Whereas free speech laws tend to be mostly black and white (the Westboro Baptist Church ruling was 8-1, after all), schools are a different story. An iffier story, a very grey story. Although Tinker v. Des Moines established that students do not “shed their constitutional rights to freedom of speech or expression at the schoolhouse gate,” schools are also supposed to foster tolerant environments.

And to many students, using a word like “sissy,” with its homophobic connotations, isn’t remotely tolerant.

“With a loaded message like ‘Harvard is full of sissies,’ word choice matters. ‘Sissies’ wasn’t particularly offensive in Fitzgerald’s day; it’s pretty offensive now,” said Clare Kane ’14.

“How is the derisive use of ‘sissy’ not a slur?” added Isaac Park ‘13, head of Yale’s ACLU chapter and a copy editor for the News. “[It] disparages men for not conforming to gender roles.”

This nuanced difference in the interpretation of “sissies” is what makes the debate even more interesting; even when students don’t view it as a homophobic slur, it does bring up issues of heteronormativity, one of Yale’s favorite discussion topics.

Yet, to Nate Zelinsky ’13, a columnist for the News who has written multiple op-eds blasting the administration for restricting free speech, it doesn’t matter if “sissy” is a homophobic or heteronormative slur. In short, it doesn’t matter if it’s offensive.

“The problem with banning slurs or offensive speech is that any standard is inherently subjective. Who decides what counts as offensive? You? Me? Mary Miller? Dean Gentry?” he said.

The debate over free speech on Yale’s campus isn’t only shirt-related. In fact, the Advisory Committee on Campus Climate advocated in its November 2011 report banning Sex Week, writing that “in recent years, [Sex Week] has prominently featured titillating displays, ‘adult’ film stars, and commercial sponsors of such material.”

And deciding whether certain speech should be allowed based on content is exactly what worries Amalia Horan Skilton ’13, co-founder of Fierce Advocates at Yale and board member of the LGBTQ Student Cooperative. She “would rather have the same standards apply at universities” as exist everywhere else, especially because, as of now, Yale can ban verbal protests against speakers.

Although she considers it a “double standard,” she’s quick to add that this prohibition has encouraged more creative, and potentially more effective, protests.

Skilton cited a talk given by Anthony Eselon — who had published homophobic statements in the past — during last spring’s Sex Week.
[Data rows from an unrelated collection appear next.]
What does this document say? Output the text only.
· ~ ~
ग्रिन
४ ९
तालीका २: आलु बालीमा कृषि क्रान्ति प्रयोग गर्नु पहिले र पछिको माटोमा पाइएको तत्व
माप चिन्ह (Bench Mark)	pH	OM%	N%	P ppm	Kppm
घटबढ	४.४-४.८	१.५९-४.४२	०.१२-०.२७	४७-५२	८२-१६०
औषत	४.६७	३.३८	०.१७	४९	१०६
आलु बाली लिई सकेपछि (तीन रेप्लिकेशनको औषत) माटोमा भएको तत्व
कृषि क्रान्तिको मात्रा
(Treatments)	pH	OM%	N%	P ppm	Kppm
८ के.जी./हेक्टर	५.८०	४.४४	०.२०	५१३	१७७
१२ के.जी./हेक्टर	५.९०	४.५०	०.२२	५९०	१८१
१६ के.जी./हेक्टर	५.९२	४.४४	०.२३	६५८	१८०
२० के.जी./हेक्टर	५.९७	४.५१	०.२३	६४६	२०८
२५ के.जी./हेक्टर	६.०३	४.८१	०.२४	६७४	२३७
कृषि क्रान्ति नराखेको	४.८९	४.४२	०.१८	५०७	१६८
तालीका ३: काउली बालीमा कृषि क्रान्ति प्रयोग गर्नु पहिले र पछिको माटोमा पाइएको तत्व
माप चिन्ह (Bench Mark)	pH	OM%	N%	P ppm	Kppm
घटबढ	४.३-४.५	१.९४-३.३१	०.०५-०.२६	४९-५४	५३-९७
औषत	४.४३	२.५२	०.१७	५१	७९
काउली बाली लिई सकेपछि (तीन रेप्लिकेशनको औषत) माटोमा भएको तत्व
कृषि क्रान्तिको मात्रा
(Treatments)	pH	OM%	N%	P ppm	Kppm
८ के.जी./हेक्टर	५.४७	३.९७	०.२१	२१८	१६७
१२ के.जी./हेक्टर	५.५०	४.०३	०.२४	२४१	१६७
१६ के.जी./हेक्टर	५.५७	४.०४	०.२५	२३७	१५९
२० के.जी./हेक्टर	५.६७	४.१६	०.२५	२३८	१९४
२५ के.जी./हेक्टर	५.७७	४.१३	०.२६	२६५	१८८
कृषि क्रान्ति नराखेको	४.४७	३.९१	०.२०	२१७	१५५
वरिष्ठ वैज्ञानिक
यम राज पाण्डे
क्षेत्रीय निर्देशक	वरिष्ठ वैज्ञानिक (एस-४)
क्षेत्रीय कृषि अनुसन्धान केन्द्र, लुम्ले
In the middle of Eselon’s talk, roughly 50 students began kissing one another as part of a staged “kiss-in” protest.

Sometimes though, counter-protest and even discussion aren’t tolerated. This will be the situation at Yale-NUS, whose establishment brings the free speech debate to whole new level.

“Is Yale ‘spreading light’ by bringing academic freedom to place that has historically stifled it, or is Yale embarrassingly lending its name to something fundamentally repressive?” said Kane, implying the latter.

It is interesting that while a shirt-related vocal outcry takes place at Yale, students at a Yale campus thousands of miles away will have to be very careful about what they say.

Hopefully, this year, there is no administrative ban on The Game shirts. Only time will tell.